Delegasi yang hadir mencakup perwakilan dari berbagai negara, mulai dari China, Singapura, hingga Belanda dan Belgia. Dalam forum ini, para eksekutif mendalami dampak ketegangan global, termasuk konflik Amerika Serikat-Iran, terhadap stabilitas ekonomi dan kebijakan pemerintah di masing-masing wilayah operasional mereka.

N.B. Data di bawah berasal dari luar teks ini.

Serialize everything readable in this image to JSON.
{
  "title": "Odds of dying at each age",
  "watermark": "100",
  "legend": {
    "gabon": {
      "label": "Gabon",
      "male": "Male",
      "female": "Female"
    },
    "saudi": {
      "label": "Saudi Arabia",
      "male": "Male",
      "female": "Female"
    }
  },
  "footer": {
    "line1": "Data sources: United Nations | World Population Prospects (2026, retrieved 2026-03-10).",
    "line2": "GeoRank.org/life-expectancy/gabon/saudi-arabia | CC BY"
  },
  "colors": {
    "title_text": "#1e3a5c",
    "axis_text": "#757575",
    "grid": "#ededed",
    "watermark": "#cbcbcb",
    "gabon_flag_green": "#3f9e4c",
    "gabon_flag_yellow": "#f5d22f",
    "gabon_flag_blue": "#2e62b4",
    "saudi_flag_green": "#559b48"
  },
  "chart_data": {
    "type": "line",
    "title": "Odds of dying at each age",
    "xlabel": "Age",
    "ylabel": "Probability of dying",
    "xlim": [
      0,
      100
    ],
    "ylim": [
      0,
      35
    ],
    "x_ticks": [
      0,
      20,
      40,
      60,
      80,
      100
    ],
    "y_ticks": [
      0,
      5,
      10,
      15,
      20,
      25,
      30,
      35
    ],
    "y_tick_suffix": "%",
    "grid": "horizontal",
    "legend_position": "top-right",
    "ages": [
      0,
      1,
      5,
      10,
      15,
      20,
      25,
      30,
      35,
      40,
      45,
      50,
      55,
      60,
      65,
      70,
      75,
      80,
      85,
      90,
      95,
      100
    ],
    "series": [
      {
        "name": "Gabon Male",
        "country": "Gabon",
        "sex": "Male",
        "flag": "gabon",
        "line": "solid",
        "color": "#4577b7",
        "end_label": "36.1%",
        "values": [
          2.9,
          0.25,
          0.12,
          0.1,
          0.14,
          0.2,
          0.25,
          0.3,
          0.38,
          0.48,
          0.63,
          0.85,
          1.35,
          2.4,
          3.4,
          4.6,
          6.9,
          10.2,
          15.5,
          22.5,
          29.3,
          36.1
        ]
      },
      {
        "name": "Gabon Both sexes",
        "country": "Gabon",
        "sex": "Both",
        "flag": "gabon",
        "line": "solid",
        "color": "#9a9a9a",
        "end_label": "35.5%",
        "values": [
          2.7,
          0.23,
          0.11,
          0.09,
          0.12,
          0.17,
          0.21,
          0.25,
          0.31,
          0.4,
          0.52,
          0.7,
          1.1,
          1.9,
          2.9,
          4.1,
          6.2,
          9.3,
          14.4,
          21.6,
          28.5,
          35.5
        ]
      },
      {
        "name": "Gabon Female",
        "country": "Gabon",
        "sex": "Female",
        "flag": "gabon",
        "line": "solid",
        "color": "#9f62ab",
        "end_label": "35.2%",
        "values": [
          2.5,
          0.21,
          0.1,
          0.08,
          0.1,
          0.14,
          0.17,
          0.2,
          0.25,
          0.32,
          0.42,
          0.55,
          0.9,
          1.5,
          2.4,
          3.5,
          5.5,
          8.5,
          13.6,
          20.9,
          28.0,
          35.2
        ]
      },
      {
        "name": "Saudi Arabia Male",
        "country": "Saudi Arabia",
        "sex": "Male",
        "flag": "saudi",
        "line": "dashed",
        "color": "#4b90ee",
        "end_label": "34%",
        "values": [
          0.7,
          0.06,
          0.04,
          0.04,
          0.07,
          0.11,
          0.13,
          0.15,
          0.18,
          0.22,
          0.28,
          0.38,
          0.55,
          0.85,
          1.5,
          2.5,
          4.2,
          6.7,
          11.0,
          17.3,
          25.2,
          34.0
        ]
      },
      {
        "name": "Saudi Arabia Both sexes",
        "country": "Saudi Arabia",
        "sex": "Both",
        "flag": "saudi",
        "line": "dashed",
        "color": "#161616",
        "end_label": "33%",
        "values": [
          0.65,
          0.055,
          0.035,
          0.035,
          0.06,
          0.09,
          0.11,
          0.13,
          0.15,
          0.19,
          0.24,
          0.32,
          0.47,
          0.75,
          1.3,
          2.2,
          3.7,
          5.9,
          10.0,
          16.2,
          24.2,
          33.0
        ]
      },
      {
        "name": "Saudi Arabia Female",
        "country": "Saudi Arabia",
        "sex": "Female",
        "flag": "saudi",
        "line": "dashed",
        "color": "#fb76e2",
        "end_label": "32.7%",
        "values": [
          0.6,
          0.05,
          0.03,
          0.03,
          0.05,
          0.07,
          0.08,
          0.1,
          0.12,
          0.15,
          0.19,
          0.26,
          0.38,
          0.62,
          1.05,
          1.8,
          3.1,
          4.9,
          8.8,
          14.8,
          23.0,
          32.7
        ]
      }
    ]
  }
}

Asia Pacific Regional Director di TGS, Mikail Jaman, mengungkapkan bahwa pertemuan ini dirancang untuk memberikan ruang refleksi bagi para pemimpin perusahaan. Melalui diskusi antarsejawat, para praktisi bisnis saling berbagi wawasan mengenai langkah adaptasi industri dan respons kebijakan yang diperlukan dalam menghadapi tekanan ekonomi global.
Selain isu geopolitik, adopsi kecerdasan buatan (AI) menjadi topik hangat dalam diskusi tersebut. Jaman menekankan bahwa perusahaan yang abai terhadap integrasi AI berisiko kehilangan daya saing. Meskipun AI menjanjikan efisiensi operasional yang signifikan, ia meyakini teknologi ini tidak akan menggantikan esensi hubungan antarmanusia dalam pengambilan keputusan strategis dan negosiasi bisnis.
Harapannya, melalui pendampingan mentor profesional selama dua hari, para pemimpin bisnis dapat mempertajam intuisi dan mempercepat pengambilan keputusan. Upaya kolektif ini diharapkan mampu membekali perusahaan dalam menavigasi masa depan dunia usaha yang semakin kompleks dan cepat berubah.